Wie und wo sich Louis und Lisette kennen gelernt haben, ist mir nicht
bekannt. Rund Tausend Kilometer Entfernung konnten die beiden nicht
daran hindern, sich zu verlieben. Vielleicht hatte Louis auf seinen
Wanderjahren Kontakt bis nach Osnabrück? Denkbar wäre das, aber es
wird wohl ein ungelöstes Geheimnis bleiben.
Noch ein paar Worte zu meinen Nachforschungen bezüglich der Eltern
von Louis Meschewsky.
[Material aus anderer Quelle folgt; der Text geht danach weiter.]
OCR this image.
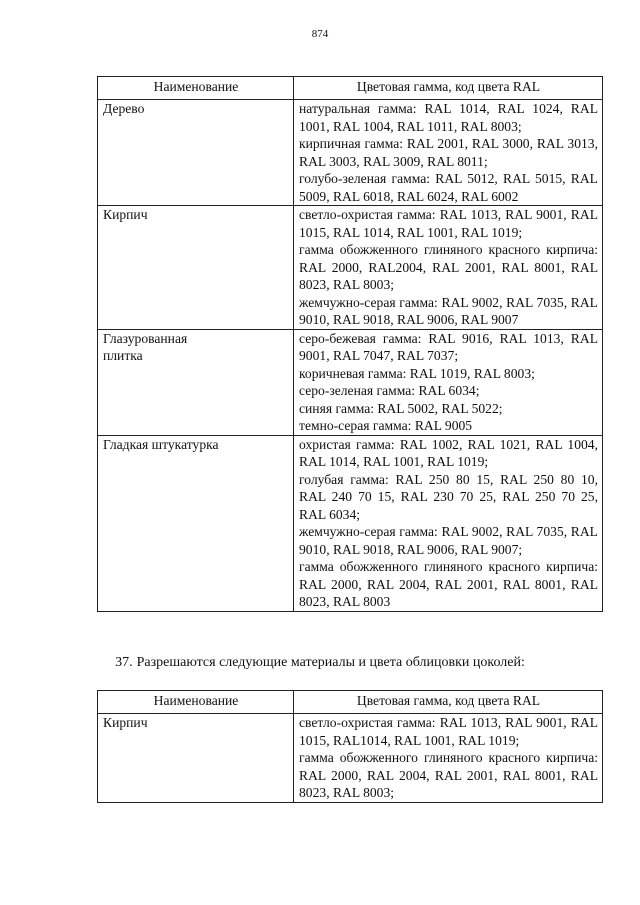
874
Наименование	Цветовая гамма, код цвета RAL

Дерево	натуральная гамма: RAL 1014, RAL 1024, RAL 1001, RAL 1004, RAL 1011, RAL 8003;
кирпичная гамма: RAL 2001, RAL 3000, RAL 3013, RAL 3003, RAL 3009, RAL 8011;
голубо-зеленая гамма: RAL 5012, RAL 5015, RAL 5009, RAL 6018, RAL 6024, RAL 6002

Кирпич	светло-охристая гамма: RAL 1013, RAL 9001, RAL 1015, RAL 1014, RAL 1001, RAL 1019;
гамма обожженного глиняного красного кирпича: RAL 2000, RAL2004, RAL 2001, RAL 8001, RAL 8023, RAL 8003;
жемчужно-серая гамма: RAL 9002, RAL 7035, RAL 9010, RAL 9018, RAL 9006, RAL 9007

Глазурованная
плитка	серо-бежевая гамма: RAL 9016, RAL 1013, RAL 9001, RAL 7047, RAL 7037;
коричневая гамма: RAL 1019, RAL 8003;
серо-зеленая гамма: RAL 6034;
синяя гамма: RAL 5002, RAL 5022;
темно-серая гамма: RAL 9005

Гладкая штукатурка	охристая гамма: RAL 1002, RAL 1021, RAL 1004, RAL 1014, RAL 1001, RAL 1019;
голубая гамма: RAL 250 80 15, RAL 250 80 10, RAL 240 70 15, RAL 230 70 25, RAL 250 70 25, RAL 6034;
жемчужно-серая гамма: RAL 9002, RAL 7035, RAL 9010, RAL 9018, RAL 9006, RAL 9007;
гамма обожженного глиняного красного кирпича: RAL 2000, RAL 2004, RAL 2001, RAL 8001, RAL 8023, RAL 8003
37. Разрешаются следующие материалы и цвета облицовки цоколей:
Наименование	Цветовая гамма, код цвета RAL

Кирпич	светло-охристая гамма: RAL 1013, RAL 9001, RAL 1015, RAL1014, RAL 1001, RAL 1019;
гамма обожженного глиняного красного кирпича: RAL 2000, RAL 2004, RAL 2001, RAL 8001, RAL 8023, RAL 8003;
In historischen Adressbüchern habe ich Johann
Andreas (*1799) und Christi(a)ne Meschewsky (*1797), geb. Walter,
wohnhaft Große Vorbergstr. 15 in Elbing, ermitteln können. Bis zur
Hochzeit wurde unter selbiger Adresse Lisette Bierwirth geführt. Die
beiden heirateten lt. Eintrag des Militärkirchenbuchs Bartenstein am
01. Mai 1823 in Danzig. Zu dieser Zeit war Johann Andreas Musketier im
4. Königlichen Regiment.
Später taucht als Berufbezeichnung „Kreisbote“ auf. Christine
Meschewsky, einzige Tochter des Zimmermanns Matthias Walter,
verstirbt Ende Juli 1848, und somit kurz nach der Hochzeit von Louis
und Lisette. Wahrscheinlich sind beide die Eltern von Louis Meschewsky,
was ich aber mangels Taufeintrag (Kirchenbuch ist im Weltkrieg verloren
gegangen) nicht konkret belegen kann.
Nachtrag vom 24. April 2022:
Münster, Nottuln, Billerbeck. Die meisten meiner 32 Ur-Ur-Urgroßeltern
stammen aus dem Münsterland. Einige der Abstammungslinien führen
auch über die Grenzen Westfalens hinaus. Beispielsweise Beykirch nach
Kleve (Rheinland), Schützen nach Hildesheim (Niedersachsen) und
Fecke nach Warburg (Ostwestfalen). Die Linie Meschewsky ist die
entfernungsmäßig weiteste, führt sie doch bis nach Elbing
(Westpreußen).
Im letzten Jahr habe ich die meisten #kirchenmeinerahnen besucht,
also die Orte, an denen Vorfahren von mir getauft wurden, geheiratet
haben oder beerdigt wurden. Somit stand auch Elbing auf meiner noch
nicht ganz erledigten To-Do-Liste. In der zweiten Osterferienwoche
2022 war es soweit, ich habe Elbing besucht. Damit sich die lange Fahrt
lohnt, haben wir dies mit einer 3-tägigen Städtetour nach Danzig
verbunden.
Elbing kann man gemütlich an einem Tag erkunden. In der Altstadt
(„Stare Miasto“) befinden sich fußläufig die ehemalige St. Marien Kirche
(heute eine Kunstgalerie) und die Kirche St. Nikolai. Die ehemalige
Speicherinsel am Elbing Fluss existiert so leider nicht mehr. Nur die
charakteristischen sternförmigen Wassergräben der Zitadelle sind noch
rudimentär erhalten. Ein paar Schritte den Elbing-Fluß entlang und man
gelangt zum Museum der Stadt. Die Ausstellung ist für
Geschichtsinteressierte sehenswert, wenngleich die Begleittexte alle
auf polnisch geschrieben sind.
Die Adresse „Swietego Ducha“ Nr. 10, also die Heilig-Geist-Straße, liegt
zentral in der Altstadt. An dieser Stelle hat Louis Meschewsky gewohnt,
bevor er Lisette Bierwirth heiratete und aus Elbing weg zog. Die
schönen Giebelhäuser wurden nach den großen Zerstörungen im 2.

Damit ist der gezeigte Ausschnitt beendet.